Da lunedì 15 giugno fino alle 13 di venerdì 19 giugno 2026, salvo chiusura anticipata, si potrà sottoscrivere il nuovo Btp Italia Sì. Un titolo di Stato pensato per mettere al sicuro i risparmi dall’aumento costante dei prezzi. In un contesto segnato da tensioni geopolitiche e turbolenze nel mercato energetico, la risposta è arrivata. Già nelle prime ore, la raccolta ha superato il miliardo di euro, un segnale netto dell’interesse vivo soprattutto tra i piccoli risparmiatori. Il punto è mantenere un filo diretto e trasparente tra Stato e cittadino, proteggendo il potere d’acquisto.
Btp Italia Sì, di che cosa si tratta
Il Btp Italia Sì è un’obbligazione pubblica con durata di cinque anni, pensata per offrire una difesa concreta dall’inflazione. Il tasso annuo minimo garantito è dell’1,6%. A questo si aggiunge l’inflazione nazionale misurata sull’indice FOI senza tabacchi, l’indicatore ISTAT che tiene conto dei prezzi al consumo per le famiglie di operai e impiegati. In pratica, le cedole semestrali aumentano o diminuiscono in base all’andamento dell’inflazione, proteggendo così il risparmio da eventuali scossoni dei prezzi. E se l’inflazione scende, il rendimento non potrà mai scendere sotto l’1,6%, il minimo garantito dal Ministero dell’Economia.
In più, chi acquista il titolo durante il periodo di collocamento e lo tiene fino alla scadenza naturale nel 2031 riceverà un premio fedeltà dello 0,6% sul capitale investito. Questo bonus serve a incentivare un investimento a medio termine. Il titolo gode inoltre della tassazione agevolata al 12,5%, come tutti i titoli di Stato, e non viene conteggiato nell’ISEE fino a 50.000 euro investiti, una buona notizia per chi vuole mantenere vantaggi fiscali.
Dove e come comprare il Btp Italia Sì: istruzioni per l’uso
Il Btp Italia Sì si acquista tramite la piattaforma MOT, il mercato telematico delle obbligazioni e titoli di Stato gestito da Borsa Italiana.

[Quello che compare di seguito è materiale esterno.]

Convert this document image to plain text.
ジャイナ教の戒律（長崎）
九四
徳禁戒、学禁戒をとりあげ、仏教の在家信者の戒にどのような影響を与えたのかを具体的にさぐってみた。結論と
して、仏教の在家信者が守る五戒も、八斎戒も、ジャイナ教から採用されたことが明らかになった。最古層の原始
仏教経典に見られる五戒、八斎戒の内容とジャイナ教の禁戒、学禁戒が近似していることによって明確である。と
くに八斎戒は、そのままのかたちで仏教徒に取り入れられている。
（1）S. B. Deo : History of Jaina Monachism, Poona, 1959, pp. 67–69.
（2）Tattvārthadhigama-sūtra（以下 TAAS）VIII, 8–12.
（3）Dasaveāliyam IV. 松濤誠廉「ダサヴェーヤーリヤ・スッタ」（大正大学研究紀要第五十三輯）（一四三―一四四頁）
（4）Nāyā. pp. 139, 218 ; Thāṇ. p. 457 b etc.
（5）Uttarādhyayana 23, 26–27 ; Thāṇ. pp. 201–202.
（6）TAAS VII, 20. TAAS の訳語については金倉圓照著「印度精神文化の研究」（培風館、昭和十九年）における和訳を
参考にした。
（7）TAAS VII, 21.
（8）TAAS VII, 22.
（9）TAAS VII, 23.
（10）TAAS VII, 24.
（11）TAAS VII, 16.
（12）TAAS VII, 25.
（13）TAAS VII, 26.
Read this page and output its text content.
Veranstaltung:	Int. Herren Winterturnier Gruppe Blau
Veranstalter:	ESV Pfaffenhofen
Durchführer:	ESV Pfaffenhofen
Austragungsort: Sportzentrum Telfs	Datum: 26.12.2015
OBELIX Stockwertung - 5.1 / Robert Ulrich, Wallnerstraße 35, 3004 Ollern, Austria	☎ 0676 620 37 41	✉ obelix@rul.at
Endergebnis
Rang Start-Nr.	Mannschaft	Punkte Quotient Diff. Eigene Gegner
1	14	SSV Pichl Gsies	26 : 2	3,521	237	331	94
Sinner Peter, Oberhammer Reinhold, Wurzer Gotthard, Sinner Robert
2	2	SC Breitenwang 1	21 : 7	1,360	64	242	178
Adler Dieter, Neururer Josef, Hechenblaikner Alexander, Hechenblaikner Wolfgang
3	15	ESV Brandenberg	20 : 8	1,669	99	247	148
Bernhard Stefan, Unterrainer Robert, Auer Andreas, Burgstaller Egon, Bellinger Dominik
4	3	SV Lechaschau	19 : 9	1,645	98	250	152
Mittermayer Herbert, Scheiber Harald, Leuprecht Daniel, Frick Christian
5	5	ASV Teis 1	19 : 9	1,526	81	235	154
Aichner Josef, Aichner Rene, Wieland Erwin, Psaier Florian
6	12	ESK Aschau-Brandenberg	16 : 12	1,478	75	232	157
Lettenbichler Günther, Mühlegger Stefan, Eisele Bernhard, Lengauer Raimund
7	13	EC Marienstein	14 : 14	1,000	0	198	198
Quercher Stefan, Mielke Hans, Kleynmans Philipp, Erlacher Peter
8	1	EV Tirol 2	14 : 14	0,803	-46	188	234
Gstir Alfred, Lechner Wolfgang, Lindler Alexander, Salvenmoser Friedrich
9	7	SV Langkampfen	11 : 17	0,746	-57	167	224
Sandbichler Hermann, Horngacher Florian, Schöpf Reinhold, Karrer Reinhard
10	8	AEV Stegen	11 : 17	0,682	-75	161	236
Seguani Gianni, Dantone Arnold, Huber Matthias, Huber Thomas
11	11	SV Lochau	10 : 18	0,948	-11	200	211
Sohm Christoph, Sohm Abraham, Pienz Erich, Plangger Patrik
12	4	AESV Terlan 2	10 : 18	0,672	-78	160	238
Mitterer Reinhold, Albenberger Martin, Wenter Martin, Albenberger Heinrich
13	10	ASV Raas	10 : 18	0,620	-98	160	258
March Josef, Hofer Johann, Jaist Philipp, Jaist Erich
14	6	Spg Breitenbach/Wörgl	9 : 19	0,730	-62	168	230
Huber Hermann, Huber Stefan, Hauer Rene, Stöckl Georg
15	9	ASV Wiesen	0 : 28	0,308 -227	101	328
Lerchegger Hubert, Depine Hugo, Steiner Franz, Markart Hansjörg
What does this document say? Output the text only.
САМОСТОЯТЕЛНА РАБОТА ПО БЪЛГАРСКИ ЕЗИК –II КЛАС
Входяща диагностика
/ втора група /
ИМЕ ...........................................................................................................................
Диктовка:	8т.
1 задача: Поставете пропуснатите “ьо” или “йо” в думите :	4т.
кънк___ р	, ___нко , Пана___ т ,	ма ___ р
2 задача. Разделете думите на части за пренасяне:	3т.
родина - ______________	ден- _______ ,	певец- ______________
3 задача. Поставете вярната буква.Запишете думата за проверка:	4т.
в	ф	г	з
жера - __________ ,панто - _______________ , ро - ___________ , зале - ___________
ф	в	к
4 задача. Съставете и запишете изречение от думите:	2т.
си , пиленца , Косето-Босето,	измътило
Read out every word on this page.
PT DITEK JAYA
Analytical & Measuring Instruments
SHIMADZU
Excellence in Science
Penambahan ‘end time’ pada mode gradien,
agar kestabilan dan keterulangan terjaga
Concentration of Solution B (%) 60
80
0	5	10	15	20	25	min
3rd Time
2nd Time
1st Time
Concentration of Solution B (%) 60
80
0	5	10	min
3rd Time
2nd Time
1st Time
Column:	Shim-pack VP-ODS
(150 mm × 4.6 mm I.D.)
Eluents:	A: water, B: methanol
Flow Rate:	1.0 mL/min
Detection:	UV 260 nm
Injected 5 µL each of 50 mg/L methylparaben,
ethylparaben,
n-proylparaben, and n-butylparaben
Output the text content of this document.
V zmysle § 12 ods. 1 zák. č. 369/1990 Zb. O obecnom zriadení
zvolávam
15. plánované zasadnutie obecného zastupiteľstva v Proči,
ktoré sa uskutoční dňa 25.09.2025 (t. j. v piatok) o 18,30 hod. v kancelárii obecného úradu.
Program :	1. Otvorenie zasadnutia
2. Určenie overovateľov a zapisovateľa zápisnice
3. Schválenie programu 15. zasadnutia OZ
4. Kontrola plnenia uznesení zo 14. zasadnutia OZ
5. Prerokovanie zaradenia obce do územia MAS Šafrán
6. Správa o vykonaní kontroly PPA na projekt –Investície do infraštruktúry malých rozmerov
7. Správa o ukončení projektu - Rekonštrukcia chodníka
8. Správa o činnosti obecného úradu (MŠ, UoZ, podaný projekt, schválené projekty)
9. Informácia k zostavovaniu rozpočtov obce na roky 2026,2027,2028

Le banche incaricate della collocazione sono Intesa Sanpaolo e UniCredit, affiancate da Banca Monte dei Paschi di Siena e Banco BPM come codealer. Possono sottoscrivere il titolo i risparmiatori individuali, cioè privati ed enti simili, senza limiti massimi di investimento e senza riparti: tutte le richieste saranno soddisfatte.
L’acquisto si può fare in banca, all’ufficio postale o anche online, tramite home banking se abilitato. La soglia minima è di 1.000 euro, e il prezzo di emissione è pari al valore nominale, senza sconti né premi. Il titolo è negoziabile sul mercato secondario, senza penalizzazioni, con l’opzione di vendere in tutto o in parte, in lotti minimi da 1.000 euro, garantendo così flessibilità e liquidità prima della scadenza.
Il capitale sottoscritto è garantito al 100% a scadenza, mentre i rendimenti dipenderanno dall’inflazione media registrata nei cinque anni. Al termine del collocamento, il tasso minimo garantito potrà essere confermato o aggiornato al rialzo in base all’andamento dei mercati. Il codice ISIN per identificare il titolo è IT0005713539, fondamentale per chi opera in banca o sui canali di investimento.
Un titolo su misura in un mercato incerto
Il Btp Italia Sì arriva in un momento delicato per l’economia e i mercati globali. Dopo il picco del prezzo del petrolio sopra i 138 dollari al barile e il successivo calo intorno ai 90 dollari, l’inflazione torna a fare paura, erodendo il potere d’acquisto delle famiglie italiane. In questo scenario, un titolo indicizzato all’inflazione nazionale è uno strumento utile per proteggere i risparmi da eventuali scossoni.
La novità sta nella semplicità: il rendimento si calcola sommando un tasso fisso all’andamento del costo della vita, senza complicazioni o indici internazionali. Rispetto al Btp Italia tradizionale, che nel 2032 offre una cedola dell’1,85% e un rendimento reale stimato all’1,44%, il nuovo Btp Italia Sì aggiunge un piccolo premio per il retail, circa 15 punti base, pensato per attrarre risparmiatori individuali, famiglie e piccoli investitori.
La recente decisione della Banca Centrale Europea di alzare i tassi dopo un lungo periodo di stabilità è un elemento da tenere d’occhio. Gli analisti prevedono un picco intorno al 2,75-3%, inferiore ai massimi del 4% toccati nel 2023, offrendo quindi un quadro relativamente stabile per chi sottoscrive questo nuovo titolo.